Luciene: Penso que muitas entidades prestaram atenção em alguém tão diferente do padrão. Não apenas uma negra, além dos formatos tradicionais. Mas alguém com uma proposta de vida diferente. Sou uma pessoa antiformato. E não é só antiformato acadêmico, mas em geral. Gosto de morar em quintal, quando todo mundo quer morar em apartamento. Sou uma autora que dialoga com o leitor sobre diagnósticos psiquiátricos, quando as pessoas querem esconder os problemas. Sou uma mulher que não cabe nem mesmo nas roupas que eu visto. E não estou atrás de uma bariátrica! Então não estou atrás de um formato, não aliso o cabelo para me adaptar.

Mahon: E como você se sente no establishment centenário?

Luciene: Eu dou um tempo para que as pessoas se acostumem comigo. Entrei de forma respeitosa. Mas não tenho uma responsabilidade, nem sinto peso por causa da Academia. O meu compromisso é com o meu leitor. Todo mundo quer ser respeitado, mas faço um livro de verdade, genuíno, de acordo com a minha vida.

Mahon: Você se sente representante ou representando?

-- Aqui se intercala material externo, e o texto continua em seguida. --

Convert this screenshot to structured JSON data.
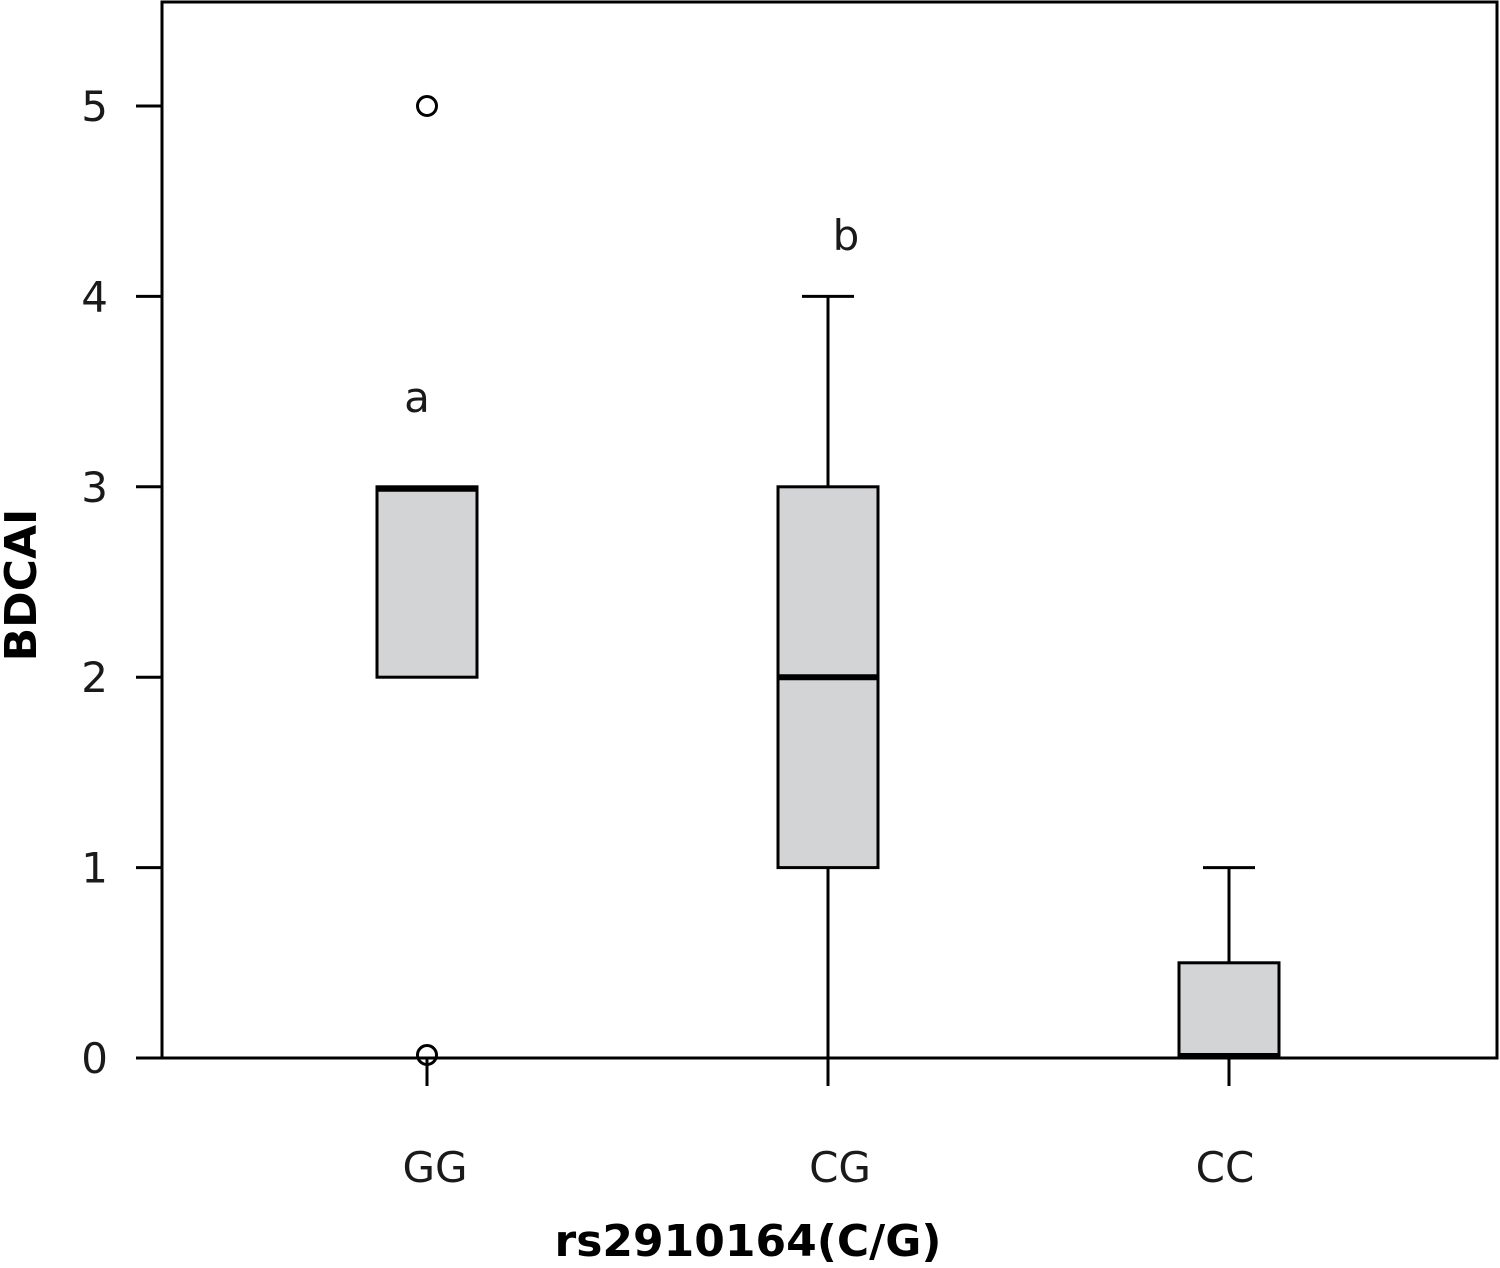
{
  "chart_data": {
    "type": "box",
    "xlabel": "rs2910164(C/G)",
    "ylabel": "BDCAI",
    "ylim": [
      0,
      5.55
    ],
    "yticks": [
      0,
      1,
      2,
      3,
      4,
      5
    ],
    "categories": [
      "GG",
      "CG",
      "CC"
    ],
    "boxes": [
      {
        "category": "GG",
        "whisker_low": 2,
        "q1": 2,
        "median": 3,
        "q3": 3,
        "whisker_high": 3,
        "outliers": [
          5,
          0
        ],
        "annotation": "a"
      },
      {
        "category": "CG",
        "whisker_low": 0,
        "q1": 1,
        "median": 2,
        "q3": 3,
        "whisker_high": 4,
        "outliers": [],
        "annotation": "b"
      },
      {
        "category": "CC",
        "whisker_low": 0,
        "q1": 0,
        "median": 0,
        "q3": 0.5,
        "whisker_high": 1,
        "outliers": [],
        "annotation": ""
      }
    ],
    "grid": false,
    "legend": "none",
    "colors": {
      "box_fill": "#d3d4d6",
      "stroke": "#000000"
    }
  }
}
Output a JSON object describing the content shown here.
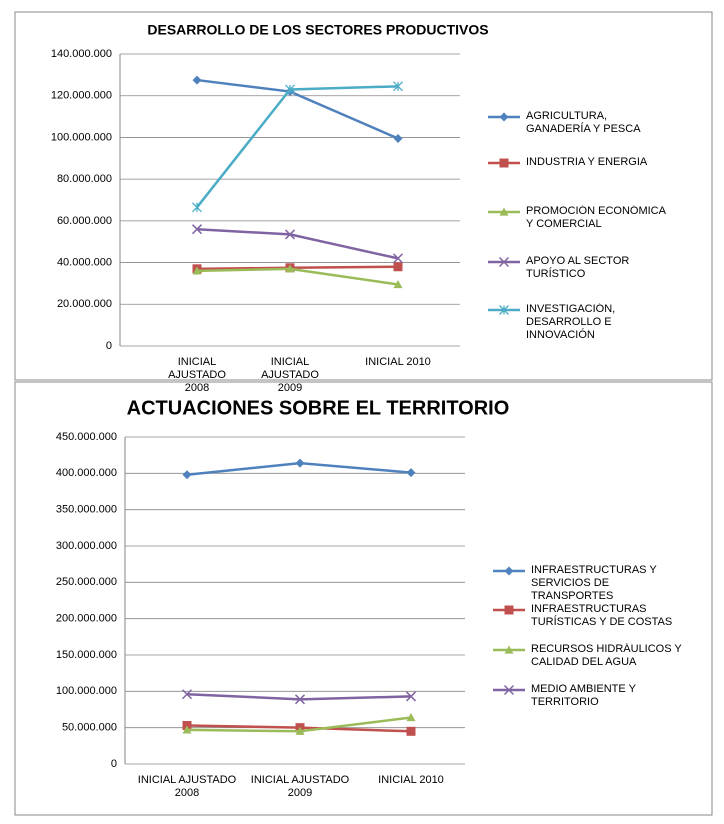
{
  "chart_data": [
    {
      "type": "line",
      "title": "DESARROLLO DE LOS SECTORES PRODUCTIVOS",
      "categories": [
        "INICIAL AJUSTADO 2008",
        "INICIAL AJUSTADO 2009",
        "INICIAL 2010"
      ],
      "ylim": [
        0,
        140000000
      ],
      "yticks": [
        0,
        {
          "value": 20000000,
          "label": "20.000.000"
        },
        {
          "value": 40000000,
          "label": "40.000.000"
        },
        {
          "value": 60000000,
          "label": "60.000.000"
        },
        {
          "value": 80000000,
          "label": "80.000.000"
        },
        {
          "value": 100000000,
          "label": "100.000.000"
        },
        {
          "value": 120000000,
          "label": "120.000.000"
        },
        {
          "value": 140000000,
          "label": "140.000.000"
        }
      ],
      "grid": true,
      "legend": "right",
      "series": [
        {
          "name": "AGRICULTURA, GANADERÍA Y PESCA",
          "color": "#4F81BD",
          "marker": "diamond",
          "values": [
            127500000,
            122000000,
            99500000
          ]
        },
        {
          "name": "INDUSTRIA  Y ENERGIA",
          "color": "#C0504D",
          "marker": "square",
          "values": [
            37000000,
            37500000,
            38000000
          ]
        },
        {
          "name": "PROMOCIÓN ECONÓMICA Y COMERCIAL",
          "color": "#9BBB59",
          "marker": "triangle",
          "values": [
            36000000,
            37000000,
            29500000
          ]
        },
        {
          "name": "APOYO AL SECTOR TURÍSTICO",
          "color": "#8064A2",
          "marker": "x",
          "values": [
            56000000,
            53500000,
            42000000
          ]
        },
        {
          "name": "INVESTIGACIÓN, DESARROLLO E INNOVACIÓN",
          "color": "#4BACC6",
          "marker": "star",
          "values": [
            66500000,
            123000000,
            124500000
          ]
        }
      ]
    },
    {
      "type": "line",
      "title": "ACTUACIONES SOBRE EL TERRITORIO",
      "categories": [
        "INICIAL AJUSTADO 2008",
        "INICIAL AJUSTADO 2009",
        "INICIAL 2010"
      ],
      "ylim": [
        0,
        450000000
      ],
      "yticks": [
        0,
        {
          "value": 50000000,
          "label": "50.000.000"
        },
        {
          "value": 100000000,
          "label": "100.000.000"
        },
        {
          "value": 150000000,
          "label": "150.000.000"
        },
        {
          "value": 200000000,
          "label": "200.000.000"
        },
        {
          "value": 250000000,
          "label": "250.000.000"
        },
        {
          "value": 300000000,
          "label": "300.000.000"
        },
        {
          "value": 350000000,
          "label": "350.000.000"
        },
        {
          "value": 400000000,
          "label": "400.000.000"
        },
        {
          "value": 450000000,
          "label": "450.000.000"
        }
      ],
      "grid": true,
      "legend": "right",
      "series": [
        {
          "name": "INFRAESTRUCTURAS  Y SERVICIOS DE TRANSPORTES",
          "color": "#4F81BD",
          "marker": "diamond",
          "values": [
            398000000,
            414000000,
            401000000
          ]
        },
        {
          "name": "INFRAESTRUCTURAS TURÍSTICAS Y DE COSTAS",
          "color": "#C0504D",
          "marker": "square",
          "values": [
            53000000,
            50000000,
            45000000
          ]
        },
        {
          "name": "RECURSOS HIDRÁULICOS Y CALIDAD DEL AGUA",
          "color": "#9BBB59",
          "marker": "triangle",
          "values": [
            47000000,
            45000000,
            64000000
          ]
        },
        {
          "name": "MEDIO AMBIENTE  Y TERRITORIO",
          "color": "#8064A2",
          "marker": "x",
          "values": [
            96000000,
            89000000,
            93000000
          ]
        }
      ]
    }
  ]
}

Luciene: Eu não sinto, eu me sei representante. Há poucos dias atrás, no Sarau das Minas, tive um exemplo disso. Nunca haviam homenageado uma negra viva. Isso é significativo. O pessoal da Universidade que trabalha a questão da negritude é outro segmento. São eles que estão me falando que ter entrado na Academia é importante para a luta. Se você quer saber bem a verdade, eu no início queria mesmo era agradar a minha mãe. Porque minha mãe era uma negra que me deu uma única chance, diferente das outras meninas da minha idade. Ela não me colocou na casa de ninguém para trabalhar como doméstica, me deu uma oportunidade de estudar. Foi aí que minha mãe fez a revolução. Ela mesma continuou trabalhando, mas me deu suporte para a vida. É aí que a história muda. Permitiu ainda que eu tivesse uma imagem de mim que não fosse associada à submissão.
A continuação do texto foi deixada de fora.